Because on 20 May 2019 the SI underwent its biggest overhaul since 1960. The BIPM redefined the kilogram: instead of being the mass of a specific platinum-iridium cylinder in Paris, it is now defined by fixing the Planck constant at exactly h ≡ 6.62607015 × 10⁻³⁴ J·s. From that day h stopped being an experimentally-measured constant with uncertainty and became, like c, a defining SI constant. The same revision fixed c, e, k_B, N_A, Δν_Cs and K_cd to exact values. Modern Kibble-balance experiments now use this exact h to *realise* mass, not to measure h. The tool therefore uses h, c and e as exact, no-uncertainty defining constants — the only uncertainty is in your input value.

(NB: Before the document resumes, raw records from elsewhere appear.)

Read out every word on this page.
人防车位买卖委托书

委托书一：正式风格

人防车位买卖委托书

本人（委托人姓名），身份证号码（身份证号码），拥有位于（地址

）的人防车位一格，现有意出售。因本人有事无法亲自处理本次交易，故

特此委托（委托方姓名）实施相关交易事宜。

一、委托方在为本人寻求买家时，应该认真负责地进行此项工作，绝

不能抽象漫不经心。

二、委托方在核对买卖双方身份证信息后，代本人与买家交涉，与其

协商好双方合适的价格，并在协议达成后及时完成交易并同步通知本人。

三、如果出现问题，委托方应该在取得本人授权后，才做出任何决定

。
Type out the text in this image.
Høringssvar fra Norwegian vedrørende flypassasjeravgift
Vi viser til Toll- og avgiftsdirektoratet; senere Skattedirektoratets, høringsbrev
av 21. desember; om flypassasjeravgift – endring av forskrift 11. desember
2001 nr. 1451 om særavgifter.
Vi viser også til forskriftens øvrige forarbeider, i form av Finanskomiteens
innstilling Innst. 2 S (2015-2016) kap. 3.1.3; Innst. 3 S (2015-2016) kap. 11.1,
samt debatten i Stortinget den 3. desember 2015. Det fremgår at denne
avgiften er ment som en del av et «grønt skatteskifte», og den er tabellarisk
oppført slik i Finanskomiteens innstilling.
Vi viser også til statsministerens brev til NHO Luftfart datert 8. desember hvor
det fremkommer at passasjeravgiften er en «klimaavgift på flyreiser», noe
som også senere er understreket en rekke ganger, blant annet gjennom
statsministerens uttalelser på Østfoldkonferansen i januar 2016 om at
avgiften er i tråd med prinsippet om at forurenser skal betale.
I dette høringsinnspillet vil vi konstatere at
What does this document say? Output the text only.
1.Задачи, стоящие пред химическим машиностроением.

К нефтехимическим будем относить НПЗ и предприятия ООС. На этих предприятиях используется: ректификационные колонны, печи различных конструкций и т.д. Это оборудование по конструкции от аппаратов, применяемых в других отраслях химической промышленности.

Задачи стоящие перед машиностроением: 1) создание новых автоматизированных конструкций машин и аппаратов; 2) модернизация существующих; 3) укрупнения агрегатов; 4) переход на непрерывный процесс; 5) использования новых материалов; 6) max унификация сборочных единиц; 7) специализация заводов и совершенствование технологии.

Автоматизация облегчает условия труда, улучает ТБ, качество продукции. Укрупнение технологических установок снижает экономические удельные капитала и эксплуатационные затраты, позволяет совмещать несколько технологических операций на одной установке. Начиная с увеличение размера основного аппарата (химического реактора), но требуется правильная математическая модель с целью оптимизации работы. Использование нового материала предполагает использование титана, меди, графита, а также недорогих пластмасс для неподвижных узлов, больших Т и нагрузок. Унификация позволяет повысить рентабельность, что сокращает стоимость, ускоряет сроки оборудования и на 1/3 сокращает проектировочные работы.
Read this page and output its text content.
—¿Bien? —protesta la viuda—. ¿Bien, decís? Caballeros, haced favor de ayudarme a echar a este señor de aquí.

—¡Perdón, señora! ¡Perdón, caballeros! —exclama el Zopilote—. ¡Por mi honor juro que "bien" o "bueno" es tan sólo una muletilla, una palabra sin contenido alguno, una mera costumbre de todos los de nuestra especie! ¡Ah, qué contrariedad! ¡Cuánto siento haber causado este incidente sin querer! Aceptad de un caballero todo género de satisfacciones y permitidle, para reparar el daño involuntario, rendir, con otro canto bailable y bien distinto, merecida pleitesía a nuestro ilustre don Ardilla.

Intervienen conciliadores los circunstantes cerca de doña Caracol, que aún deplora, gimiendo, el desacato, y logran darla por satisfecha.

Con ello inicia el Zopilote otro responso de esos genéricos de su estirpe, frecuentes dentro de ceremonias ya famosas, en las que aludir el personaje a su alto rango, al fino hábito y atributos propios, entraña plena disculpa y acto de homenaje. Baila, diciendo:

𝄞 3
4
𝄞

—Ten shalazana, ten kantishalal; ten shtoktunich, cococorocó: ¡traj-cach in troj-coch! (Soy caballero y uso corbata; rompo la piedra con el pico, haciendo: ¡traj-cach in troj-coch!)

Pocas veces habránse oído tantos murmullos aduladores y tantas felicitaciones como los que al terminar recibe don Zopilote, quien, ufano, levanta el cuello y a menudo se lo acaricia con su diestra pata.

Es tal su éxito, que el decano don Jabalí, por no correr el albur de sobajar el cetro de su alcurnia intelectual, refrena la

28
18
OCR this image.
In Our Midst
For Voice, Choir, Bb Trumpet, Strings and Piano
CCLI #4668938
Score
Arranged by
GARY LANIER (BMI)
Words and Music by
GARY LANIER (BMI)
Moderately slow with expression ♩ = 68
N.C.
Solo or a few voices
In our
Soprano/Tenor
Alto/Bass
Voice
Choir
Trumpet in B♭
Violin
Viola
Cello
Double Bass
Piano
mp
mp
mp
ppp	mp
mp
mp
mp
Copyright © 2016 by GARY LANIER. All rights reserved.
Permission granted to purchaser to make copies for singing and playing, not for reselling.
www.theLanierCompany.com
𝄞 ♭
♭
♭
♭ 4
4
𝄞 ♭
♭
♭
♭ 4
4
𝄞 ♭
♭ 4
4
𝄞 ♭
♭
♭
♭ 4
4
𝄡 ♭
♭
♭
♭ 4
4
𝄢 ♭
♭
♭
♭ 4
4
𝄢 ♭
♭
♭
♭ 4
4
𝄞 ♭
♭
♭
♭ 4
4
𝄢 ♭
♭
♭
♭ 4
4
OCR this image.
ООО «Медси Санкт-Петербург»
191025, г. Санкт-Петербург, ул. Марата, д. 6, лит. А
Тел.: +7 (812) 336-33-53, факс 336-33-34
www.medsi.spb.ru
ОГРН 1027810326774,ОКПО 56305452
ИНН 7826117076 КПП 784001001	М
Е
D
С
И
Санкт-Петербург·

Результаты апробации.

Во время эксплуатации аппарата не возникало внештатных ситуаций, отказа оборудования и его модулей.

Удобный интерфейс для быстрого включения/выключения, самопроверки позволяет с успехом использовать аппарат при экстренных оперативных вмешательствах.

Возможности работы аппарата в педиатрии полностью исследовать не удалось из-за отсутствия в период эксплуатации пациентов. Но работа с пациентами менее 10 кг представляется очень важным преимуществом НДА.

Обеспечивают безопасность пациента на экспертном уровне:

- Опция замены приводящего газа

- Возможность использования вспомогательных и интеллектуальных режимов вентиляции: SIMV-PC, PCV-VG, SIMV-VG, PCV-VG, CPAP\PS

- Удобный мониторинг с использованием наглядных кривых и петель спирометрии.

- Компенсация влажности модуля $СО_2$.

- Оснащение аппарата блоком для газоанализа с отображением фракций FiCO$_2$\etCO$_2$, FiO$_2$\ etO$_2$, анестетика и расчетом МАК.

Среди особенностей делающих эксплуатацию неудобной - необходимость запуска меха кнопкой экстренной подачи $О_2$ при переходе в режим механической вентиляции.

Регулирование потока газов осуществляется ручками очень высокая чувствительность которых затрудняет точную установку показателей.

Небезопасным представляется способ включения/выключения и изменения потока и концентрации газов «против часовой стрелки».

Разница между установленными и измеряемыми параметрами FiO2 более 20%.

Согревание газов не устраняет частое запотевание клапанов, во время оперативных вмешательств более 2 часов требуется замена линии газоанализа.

Why are very short wavelengths (X-rays, gamma rays) so much more biologically dangerous?

Because E ∝ 1/λ — the shorter the wavelength, the more energy per photon. Visible light at 1–3 eV per photon cannot even break ordinary covalent bonds at 3–6 eV; UV photons just clear that threshold and can directly create DNA pyrimidine dimers — that is sunburn (UVA 320–400 nm ≈ 3.1–3.9 eV, UVB 280–320 nm ≈ 3.9–4.4 eV). X-rays (< 10 nm, > 124 eV) and gamma rays (< 0.01 nm, > 124 keV) carry enough energy in a single photon to ionise several atoms in one hit, cause double-strand DNA breaks and trigger free-radical cascades that routine cellular repair cannot fully undo. Dose is measured in grays (Gy, joules per kilogram), but for the same Gy, X / γ radiation produces a far larger equivalent dose (sieverts) than α / β particles or visible light — which is exactly why radiation-safety guidance emphasises distance, shielding and time.